WHY SPECIAL FORCES SELECTION MUST ALWAYS REMAIN THE ULTIMATE SOLDIERING CHALLENGE?
PART 1. Introduction
The opening of a four week inquest into the deaths of 3 army reserve candidates attempting SAS (R)Selection coincided with the death of a Royal Marine trainee undergoing the final Commando Test, the 30 miler.
The wider public has long been fascinated by what recruits are put through during Special Forces training, which has arguably the most demanding Selection process in the world. While ‘inclusivity’ is encouraged in many a workplace, the SAS, and other military elites, seek the opposite. Naturally, when it all goes wrong such incidents draw attention to the extreme level of hardship associated with elite military training, and prompt inevitable questions as to whether fatalities like these are avoidable in the pursuit of ‘elitism.’ As the Telegraph’s defence correspondent Ben Farmer pointed out on 1st June 2015, “Britain’s Special Forces have already reportedly been ordered to soften their selection exercises after [the SAS training] deaths”. Similar demands may now be placed on Royal Marine training following any inquest that may take place.
In times like this, thoughts go out primarily to the immediate family of this as yet unnamed young Royal trainee, as well as those of Roberts, Dunsby and Maher, all who had respective dreams of becoming a Commando or Blade. But my thoughts also go out to their parent units and wider Royal Marines family who will feel a profound sense of loss at the death of one of their own.
‘’Royal Marine Training is gruelling but must remain so’’ was the headline in former Royal Marine Mark Time’s thought provoking piece following the death of a trainee on the 30 miler Commando Test. http://www.telegraph.co.uk/men/thinking-man/11643558/Royal-Marines-training-is-gruelling-but-it-must-remain-so.html It’s never easy to articulate any sort of justification for the extreme demands imposed on candidates for entry into elite military units, certainly not any that the general public or an occasionally cut throat media would sympathise with, support or ever fully understand. To really know and understand you’d have to have been through the system and lived and breathed it as written word or any other attempt to explain or justify would always fall short. To address the current inquest, Special Forces Selection has always remained that great unknown and that’s the thing with the unknown, it has this capacity to make people feel threatened or uncomfortable and that tends to breed hostility, resentment and antipathy. In some instances there will be bodies who will want to attack and break down that ‘unknown’ so that it fits with whatever paradigm makes them feel comfortable or morally or ethically right with the regard to the right to life. Health and Safety will now be building a case and waiting patiently like a sniper, an omnipotent force that even the SAS and SBS will be unable to resist.

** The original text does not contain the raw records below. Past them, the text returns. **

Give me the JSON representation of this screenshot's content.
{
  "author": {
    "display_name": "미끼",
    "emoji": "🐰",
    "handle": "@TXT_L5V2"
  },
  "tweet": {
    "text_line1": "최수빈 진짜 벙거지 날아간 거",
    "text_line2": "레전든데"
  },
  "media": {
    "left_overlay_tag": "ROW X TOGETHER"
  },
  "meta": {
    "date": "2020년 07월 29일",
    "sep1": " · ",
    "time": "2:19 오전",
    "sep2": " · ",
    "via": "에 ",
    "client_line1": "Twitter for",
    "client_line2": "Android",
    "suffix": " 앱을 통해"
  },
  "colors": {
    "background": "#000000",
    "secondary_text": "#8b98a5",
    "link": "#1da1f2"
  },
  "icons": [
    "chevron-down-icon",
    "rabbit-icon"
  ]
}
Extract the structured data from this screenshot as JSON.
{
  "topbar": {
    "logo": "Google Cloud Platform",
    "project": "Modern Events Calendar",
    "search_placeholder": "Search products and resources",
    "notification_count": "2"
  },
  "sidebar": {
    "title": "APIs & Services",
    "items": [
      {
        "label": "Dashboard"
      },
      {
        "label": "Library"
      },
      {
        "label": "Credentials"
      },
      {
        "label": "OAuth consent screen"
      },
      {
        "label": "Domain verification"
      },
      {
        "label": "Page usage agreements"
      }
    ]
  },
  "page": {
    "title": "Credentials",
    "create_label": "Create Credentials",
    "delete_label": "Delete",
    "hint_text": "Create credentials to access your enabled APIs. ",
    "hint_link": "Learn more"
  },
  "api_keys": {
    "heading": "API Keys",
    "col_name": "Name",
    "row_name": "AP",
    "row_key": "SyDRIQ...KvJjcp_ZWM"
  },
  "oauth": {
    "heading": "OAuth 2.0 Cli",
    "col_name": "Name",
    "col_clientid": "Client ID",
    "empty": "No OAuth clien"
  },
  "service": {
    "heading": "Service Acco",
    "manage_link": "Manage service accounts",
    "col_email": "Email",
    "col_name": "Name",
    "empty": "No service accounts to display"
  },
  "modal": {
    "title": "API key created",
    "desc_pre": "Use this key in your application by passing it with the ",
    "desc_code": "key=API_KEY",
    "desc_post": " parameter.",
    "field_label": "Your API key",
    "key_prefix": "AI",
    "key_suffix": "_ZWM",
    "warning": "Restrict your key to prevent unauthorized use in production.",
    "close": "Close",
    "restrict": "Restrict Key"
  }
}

We now have a coroner’s inquest into the 2013 deaths of the three candidates on SAS Selection, the press are having a field day with misleading headlines and cut and paste quotes of evidence given from SAS soldiers and Regimental support staff from behind closed screens and under the scrutiny of a coroner. Some of the more accusatory testimony has come from perhaps somewhat biased candidates who failed the summer 2013 Selection course and the media have of course been generous in allocating column space and associated headlines to what these young men had to say. Inspired by Time’s own defence of the rigours of Commando training I felt compelled to defend the Special Forces Selection process and hopefully in the process dispel a few of the wild myths and inaccuracies that have emerged from the inquest and subsequent media reports. This is no easy task as Selection, for all its simplicity, has many variables, some of which can be controlled and others that are untameable, especially so if entry in to UK Special Forces is to remain the ultimate soldiering challenge.
WHAT IS AN SAS / SBS TEST MARCH?
Each test march is essentially a TAB (Tactical Advance to Battle). In the Special Forces context the exercise replicates advancing in small teams from the point of strategic insertion towards the theatre of operations while remaining undetected. By definition the main part of the mission commences once the TAB has been completed. The ability to TAB is essential to SAS/SBS soldiers and other elite military units such as the Parachute Regiment and Royal Marine Commandos who are required to cover large distances at speed over arduous terrain while being completely self-sustained (carrying extremely heavy loads made up of essential personal equipment, weaponry and ammunition supplies, radio communication devices, survival provisions and food and water). If a trooper/marine is unable through injury, poor personal administration or lack of fitness to be operationally effective and fulfil his role, he will become a liability and have put others’ lives in jeopardy. The ability to TAB, is therefore the bread and butter of the Special Forces soldier.
The nuts and bolts of these marches are so simple. Carry all you need over a certain distance. No man made obstacles or tricks, just man against nature, pitted against the unforgiving elements and the unapologetic and silent adversary of rock and earth. But simple does not mean easy. Simple can also be primeval, brutal… all the mental & physical excess swept away by absolute necessity.